I'm typing this on a 13" Retina MacBook Pro - that currently runs Windows 8.1 Professional as its sole operating system. Why does it only run Win8.1? Because Yosemite is a royal pain in my work environment, which is a data center at a satellite communications teleport. Even desktop Linux is a more reliable and useful choice where I spend my working hours, and that's saying a lot.
And even if Yosemite did not have all the compatibility and stability problems that it has, its performance is horrible when compared to Windows or Linux on the same MacBook - it's a simple fact that it's the slowest of the three platforms. But performance isn't everything, I agree. If an environment generally is a pleasure to use, a performance hit here and there is a price everybody would be willing to pay. But the next reality is that OS X is NOT more comfortable or easier to use than a modern desktop Linux or even Windows. It's just different, and very often it is only different to be different, not to make things better for the user. Finder compared to Windows Explorer, for example, has been providing an inferior user experience for decades now. Quick Look is awesome, but Finder, pardon my French, is an inferior and unstable piece of crap. Not having the menu bar in the application window has been annoying me for years - but I'm using large screens or multi-screen environments. As long as you're on a single notebook display this is not much of a problem. But when you're working on a 21:9 display or two large widescreen displays this design choice of Apple's becomes immediately counter-productive and intolerable.

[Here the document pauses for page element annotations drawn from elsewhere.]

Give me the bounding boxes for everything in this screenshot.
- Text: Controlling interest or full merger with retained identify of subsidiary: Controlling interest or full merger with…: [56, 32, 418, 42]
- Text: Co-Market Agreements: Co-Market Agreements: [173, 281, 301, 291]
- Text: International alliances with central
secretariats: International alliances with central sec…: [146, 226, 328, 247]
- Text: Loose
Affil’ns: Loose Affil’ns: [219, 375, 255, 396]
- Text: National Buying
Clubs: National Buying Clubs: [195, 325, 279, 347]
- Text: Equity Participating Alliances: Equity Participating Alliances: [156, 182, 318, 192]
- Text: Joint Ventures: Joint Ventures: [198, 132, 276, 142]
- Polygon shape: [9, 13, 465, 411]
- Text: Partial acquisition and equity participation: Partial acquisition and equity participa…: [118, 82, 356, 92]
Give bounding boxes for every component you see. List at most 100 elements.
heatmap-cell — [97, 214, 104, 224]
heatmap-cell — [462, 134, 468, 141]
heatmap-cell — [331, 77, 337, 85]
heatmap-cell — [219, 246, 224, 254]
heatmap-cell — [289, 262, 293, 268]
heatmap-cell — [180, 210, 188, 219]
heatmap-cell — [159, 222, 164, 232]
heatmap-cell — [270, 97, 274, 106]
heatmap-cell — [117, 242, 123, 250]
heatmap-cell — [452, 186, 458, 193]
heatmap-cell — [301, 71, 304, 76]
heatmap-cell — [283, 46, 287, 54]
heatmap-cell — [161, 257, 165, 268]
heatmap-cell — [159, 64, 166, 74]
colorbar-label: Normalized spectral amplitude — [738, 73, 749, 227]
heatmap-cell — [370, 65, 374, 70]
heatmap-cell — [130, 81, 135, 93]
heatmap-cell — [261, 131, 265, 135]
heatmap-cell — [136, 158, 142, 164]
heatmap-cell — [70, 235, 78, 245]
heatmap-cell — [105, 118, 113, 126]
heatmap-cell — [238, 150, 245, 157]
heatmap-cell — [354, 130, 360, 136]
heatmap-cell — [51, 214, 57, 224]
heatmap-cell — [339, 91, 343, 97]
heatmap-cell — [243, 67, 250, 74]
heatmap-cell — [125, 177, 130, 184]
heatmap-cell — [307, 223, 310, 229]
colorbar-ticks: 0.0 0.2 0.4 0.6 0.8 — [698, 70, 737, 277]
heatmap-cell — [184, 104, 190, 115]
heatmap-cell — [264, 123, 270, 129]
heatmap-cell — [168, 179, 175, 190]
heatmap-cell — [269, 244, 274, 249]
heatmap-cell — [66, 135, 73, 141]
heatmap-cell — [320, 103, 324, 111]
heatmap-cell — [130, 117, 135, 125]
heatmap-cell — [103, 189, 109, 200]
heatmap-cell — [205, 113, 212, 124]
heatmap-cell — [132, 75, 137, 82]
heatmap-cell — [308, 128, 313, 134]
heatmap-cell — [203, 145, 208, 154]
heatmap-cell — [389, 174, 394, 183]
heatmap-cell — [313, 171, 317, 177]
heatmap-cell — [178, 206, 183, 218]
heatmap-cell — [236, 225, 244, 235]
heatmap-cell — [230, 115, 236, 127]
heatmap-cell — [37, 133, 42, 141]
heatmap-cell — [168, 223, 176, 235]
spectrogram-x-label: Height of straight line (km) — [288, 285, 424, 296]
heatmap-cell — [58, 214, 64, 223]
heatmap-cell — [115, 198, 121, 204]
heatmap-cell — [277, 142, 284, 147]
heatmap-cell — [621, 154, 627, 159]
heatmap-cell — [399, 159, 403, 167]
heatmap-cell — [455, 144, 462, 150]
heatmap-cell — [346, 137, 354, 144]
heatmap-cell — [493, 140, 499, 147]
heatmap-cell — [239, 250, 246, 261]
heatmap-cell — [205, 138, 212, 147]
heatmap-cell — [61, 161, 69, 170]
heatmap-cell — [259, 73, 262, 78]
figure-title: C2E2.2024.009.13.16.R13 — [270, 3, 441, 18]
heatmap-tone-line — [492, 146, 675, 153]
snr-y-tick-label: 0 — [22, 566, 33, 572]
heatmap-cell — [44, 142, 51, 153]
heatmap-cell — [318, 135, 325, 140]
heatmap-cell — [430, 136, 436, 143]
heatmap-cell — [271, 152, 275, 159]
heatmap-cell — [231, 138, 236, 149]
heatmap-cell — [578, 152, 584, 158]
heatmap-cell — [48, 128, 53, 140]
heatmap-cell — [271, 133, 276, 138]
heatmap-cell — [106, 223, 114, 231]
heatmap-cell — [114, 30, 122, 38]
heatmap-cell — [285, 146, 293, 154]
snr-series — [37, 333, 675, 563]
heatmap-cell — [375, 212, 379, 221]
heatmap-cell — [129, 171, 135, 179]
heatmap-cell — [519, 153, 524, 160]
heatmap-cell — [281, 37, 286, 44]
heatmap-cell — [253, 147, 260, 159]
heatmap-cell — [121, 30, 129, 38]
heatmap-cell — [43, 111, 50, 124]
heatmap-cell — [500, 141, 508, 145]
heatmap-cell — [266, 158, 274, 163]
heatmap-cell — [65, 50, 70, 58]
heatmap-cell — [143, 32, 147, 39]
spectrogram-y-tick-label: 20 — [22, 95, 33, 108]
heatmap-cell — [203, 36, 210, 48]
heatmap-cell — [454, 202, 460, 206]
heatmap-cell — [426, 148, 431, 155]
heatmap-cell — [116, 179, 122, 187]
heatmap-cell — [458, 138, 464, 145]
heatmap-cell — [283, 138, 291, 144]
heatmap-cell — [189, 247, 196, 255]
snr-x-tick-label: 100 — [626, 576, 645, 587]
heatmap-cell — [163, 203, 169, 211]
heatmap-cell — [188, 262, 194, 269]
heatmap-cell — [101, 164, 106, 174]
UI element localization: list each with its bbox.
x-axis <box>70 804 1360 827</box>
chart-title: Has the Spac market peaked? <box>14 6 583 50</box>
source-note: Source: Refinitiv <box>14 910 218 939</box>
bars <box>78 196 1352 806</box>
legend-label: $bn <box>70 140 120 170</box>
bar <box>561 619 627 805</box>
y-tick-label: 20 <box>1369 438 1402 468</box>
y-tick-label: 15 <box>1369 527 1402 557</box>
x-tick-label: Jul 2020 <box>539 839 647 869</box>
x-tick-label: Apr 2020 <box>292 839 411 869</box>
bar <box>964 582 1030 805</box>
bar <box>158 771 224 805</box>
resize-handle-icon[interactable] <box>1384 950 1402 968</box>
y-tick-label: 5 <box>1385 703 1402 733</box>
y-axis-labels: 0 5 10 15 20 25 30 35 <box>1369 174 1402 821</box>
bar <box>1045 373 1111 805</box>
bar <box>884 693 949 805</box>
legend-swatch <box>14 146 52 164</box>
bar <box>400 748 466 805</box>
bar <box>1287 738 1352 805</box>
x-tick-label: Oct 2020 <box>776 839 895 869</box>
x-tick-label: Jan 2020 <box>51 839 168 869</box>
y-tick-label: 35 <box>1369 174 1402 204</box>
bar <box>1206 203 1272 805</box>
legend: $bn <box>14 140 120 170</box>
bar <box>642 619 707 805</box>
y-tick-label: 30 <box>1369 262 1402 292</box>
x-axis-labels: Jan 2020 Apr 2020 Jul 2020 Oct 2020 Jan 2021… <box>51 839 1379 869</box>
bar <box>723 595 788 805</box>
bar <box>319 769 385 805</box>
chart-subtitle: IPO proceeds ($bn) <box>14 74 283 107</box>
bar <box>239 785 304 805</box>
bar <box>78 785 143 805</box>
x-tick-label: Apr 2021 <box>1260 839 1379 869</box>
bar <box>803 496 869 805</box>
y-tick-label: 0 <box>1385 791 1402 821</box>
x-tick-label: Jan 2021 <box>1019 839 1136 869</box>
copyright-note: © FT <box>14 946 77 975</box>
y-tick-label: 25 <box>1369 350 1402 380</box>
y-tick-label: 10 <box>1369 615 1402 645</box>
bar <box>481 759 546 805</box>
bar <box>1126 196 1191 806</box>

But my all-time favorite is the disaster that Apple produced with their non-standard keyboards. I'm using a German keyboard layout and this is the most painful thing to use when you spend your days in terminal windows. Why is there no "delete" key on their notebook keyboards? Why do they not label the braces, pipe symbol and other "special" characters properly? Hell, the whole PC industry gets that job right - only Apple seems to believe that everybody on this planet was born in California.
And if you really want to feel tortured, use VMware's vCenter with a web browser running on OS X. Enjoy the constant crashes. Enjoy the frustrating keyboard incompatibilities.
Macs are so much better and more convenient to use? Not where I earn my money.